Yes, I understand your skepticism. I even share it. But nothing you've said 
validates the dichotomy you laid out before. The wizard's spell sense you get 
from entanglement across 3 meters of space is a reflection of how you (yes, and 
most of us) model the world. Even if it's only like 5/7e9 people that have any 
intuition of how the other model(s) work(s), it's still not zero. And I suspect 
it's more than 5.

A pedestrian example is in how/why/what the kids love about Instagram and hate 
about Facebook ... or can listen to that gawdawful music they listen to. 
They're developing intuitions us old farts will never have. What's to say it 
won't also happen with QM effects? E.g. we're already (fairly) comfortable with 
the way transistors work, even if most of the modeling language in which 
they're used is classical.

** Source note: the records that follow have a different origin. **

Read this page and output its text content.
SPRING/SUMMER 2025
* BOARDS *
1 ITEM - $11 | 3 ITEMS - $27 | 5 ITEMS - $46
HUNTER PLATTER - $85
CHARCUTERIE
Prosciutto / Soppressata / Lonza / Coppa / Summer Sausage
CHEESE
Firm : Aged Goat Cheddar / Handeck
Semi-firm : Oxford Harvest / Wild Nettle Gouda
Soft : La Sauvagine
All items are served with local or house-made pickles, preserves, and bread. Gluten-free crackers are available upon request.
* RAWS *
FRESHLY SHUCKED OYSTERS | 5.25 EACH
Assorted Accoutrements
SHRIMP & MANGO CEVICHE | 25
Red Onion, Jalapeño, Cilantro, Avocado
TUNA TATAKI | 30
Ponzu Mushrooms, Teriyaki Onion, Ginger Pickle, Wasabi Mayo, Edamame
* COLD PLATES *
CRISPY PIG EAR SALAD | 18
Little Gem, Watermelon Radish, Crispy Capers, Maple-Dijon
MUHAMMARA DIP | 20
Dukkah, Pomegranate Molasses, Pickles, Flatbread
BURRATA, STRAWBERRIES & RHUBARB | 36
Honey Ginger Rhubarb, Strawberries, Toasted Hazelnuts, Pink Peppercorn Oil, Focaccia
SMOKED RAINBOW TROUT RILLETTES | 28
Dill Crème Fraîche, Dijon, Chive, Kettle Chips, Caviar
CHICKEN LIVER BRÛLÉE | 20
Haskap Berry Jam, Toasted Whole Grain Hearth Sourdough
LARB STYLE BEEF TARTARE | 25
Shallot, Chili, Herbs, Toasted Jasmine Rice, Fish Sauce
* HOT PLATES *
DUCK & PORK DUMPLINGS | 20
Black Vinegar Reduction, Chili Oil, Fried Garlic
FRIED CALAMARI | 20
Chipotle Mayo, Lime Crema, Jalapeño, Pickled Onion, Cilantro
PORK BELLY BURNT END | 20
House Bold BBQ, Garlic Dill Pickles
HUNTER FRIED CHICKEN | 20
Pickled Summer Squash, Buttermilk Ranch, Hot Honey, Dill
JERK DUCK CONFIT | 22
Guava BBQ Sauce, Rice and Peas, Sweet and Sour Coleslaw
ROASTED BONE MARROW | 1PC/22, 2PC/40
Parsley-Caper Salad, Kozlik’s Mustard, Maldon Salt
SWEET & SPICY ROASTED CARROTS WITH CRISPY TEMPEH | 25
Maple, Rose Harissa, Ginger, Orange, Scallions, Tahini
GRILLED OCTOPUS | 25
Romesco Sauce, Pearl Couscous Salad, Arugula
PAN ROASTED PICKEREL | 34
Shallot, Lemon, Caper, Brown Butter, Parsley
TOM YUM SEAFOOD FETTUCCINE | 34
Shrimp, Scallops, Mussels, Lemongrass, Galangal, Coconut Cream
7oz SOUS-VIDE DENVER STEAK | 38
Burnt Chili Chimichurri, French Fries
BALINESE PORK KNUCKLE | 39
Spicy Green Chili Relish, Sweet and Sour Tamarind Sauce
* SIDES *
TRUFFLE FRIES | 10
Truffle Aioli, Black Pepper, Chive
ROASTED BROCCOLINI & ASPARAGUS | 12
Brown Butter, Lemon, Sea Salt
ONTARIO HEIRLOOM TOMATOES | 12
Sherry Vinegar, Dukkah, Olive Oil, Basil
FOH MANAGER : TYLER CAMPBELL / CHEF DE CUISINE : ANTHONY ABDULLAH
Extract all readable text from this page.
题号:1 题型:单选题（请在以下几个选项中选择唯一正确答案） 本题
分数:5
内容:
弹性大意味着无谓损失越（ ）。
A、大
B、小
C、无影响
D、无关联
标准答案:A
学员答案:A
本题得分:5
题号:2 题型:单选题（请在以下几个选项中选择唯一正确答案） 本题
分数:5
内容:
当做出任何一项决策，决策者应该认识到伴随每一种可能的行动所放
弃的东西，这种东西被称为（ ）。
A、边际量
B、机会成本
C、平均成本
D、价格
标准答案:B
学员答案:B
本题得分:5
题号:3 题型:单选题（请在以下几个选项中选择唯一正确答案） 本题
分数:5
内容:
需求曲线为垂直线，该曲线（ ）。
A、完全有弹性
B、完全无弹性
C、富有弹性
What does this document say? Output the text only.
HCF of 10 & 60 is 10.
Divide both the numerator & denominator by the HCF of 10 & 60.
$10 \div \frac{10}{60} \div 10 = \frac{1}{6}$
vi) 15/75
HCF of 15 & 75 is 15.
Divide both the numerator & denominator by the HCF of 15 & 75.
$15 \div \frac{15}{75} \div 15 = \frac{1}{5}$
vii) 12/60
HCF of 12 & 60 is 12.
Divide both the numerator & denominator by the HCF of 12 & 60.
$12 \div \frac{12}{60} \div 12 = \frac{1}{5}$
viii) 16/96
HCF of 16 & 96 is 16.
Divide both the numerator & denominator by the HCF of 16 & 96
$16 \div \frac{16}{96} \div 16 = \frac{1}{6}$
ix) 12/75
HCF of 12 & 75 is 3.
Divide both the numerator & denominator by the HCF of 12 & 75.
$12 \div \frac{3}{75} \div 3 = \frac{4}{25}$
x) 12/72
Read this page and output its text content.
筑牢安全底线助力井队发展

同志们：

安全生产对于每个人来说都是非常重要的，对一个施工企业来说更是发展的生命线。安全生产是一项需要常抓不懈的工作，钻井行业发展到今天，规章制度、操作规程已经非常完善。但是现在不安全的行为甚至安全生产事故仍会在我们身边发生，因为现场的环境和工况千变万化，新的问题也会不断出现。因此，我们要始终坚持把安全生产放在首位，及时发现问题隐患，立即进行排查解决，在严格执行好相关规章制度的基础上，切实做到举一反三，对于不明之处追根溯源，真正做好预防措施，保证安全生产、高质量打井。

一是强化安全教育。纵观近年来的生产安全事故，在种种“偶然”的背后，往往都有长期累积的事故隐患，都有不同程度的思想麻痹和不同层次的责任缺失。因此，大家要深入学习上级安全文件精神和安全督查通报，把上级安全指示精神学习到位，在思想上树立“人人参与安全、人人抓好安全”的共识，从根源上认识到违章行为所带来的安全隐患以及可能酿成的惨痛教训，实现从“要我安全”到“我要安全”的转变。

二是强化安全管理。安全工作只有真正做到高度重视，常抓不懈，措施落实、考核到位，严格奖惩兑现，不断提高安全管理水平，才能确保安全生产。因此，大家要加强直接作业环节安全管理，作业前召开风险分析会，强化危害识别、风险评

The distinction between the circuits-level language 
of use versus the underlying quantum properties of materials level language of 
transistor construction (again riffing off Eric's point) isn't near as crisp as 
it once was.

That optimism does rely on a progressive society, though ... which looks 
unlikely at this point.

On 4/30/19 4:34 PM, Marcus Daniels wrote:
> There are more people that catch fly balls than develop theories of physical 
> information.   I don't believe a well-funded liberal culture will change 
> that.   Maybe in a hundred or a thousand years if we are a reconfigurable 
> species, a large part of the population will spend their days experiencing 
> and manipulating physical phenomenon as first class thing using an extended 
> nervous system.  But as it is, the inputs are from a narrow range of 
> temperatures & pressures and a tiny window of electromagnetic radiation.   
> And cognitively, the short term workspace of a human is small and slow 
> compared to even a simple computer.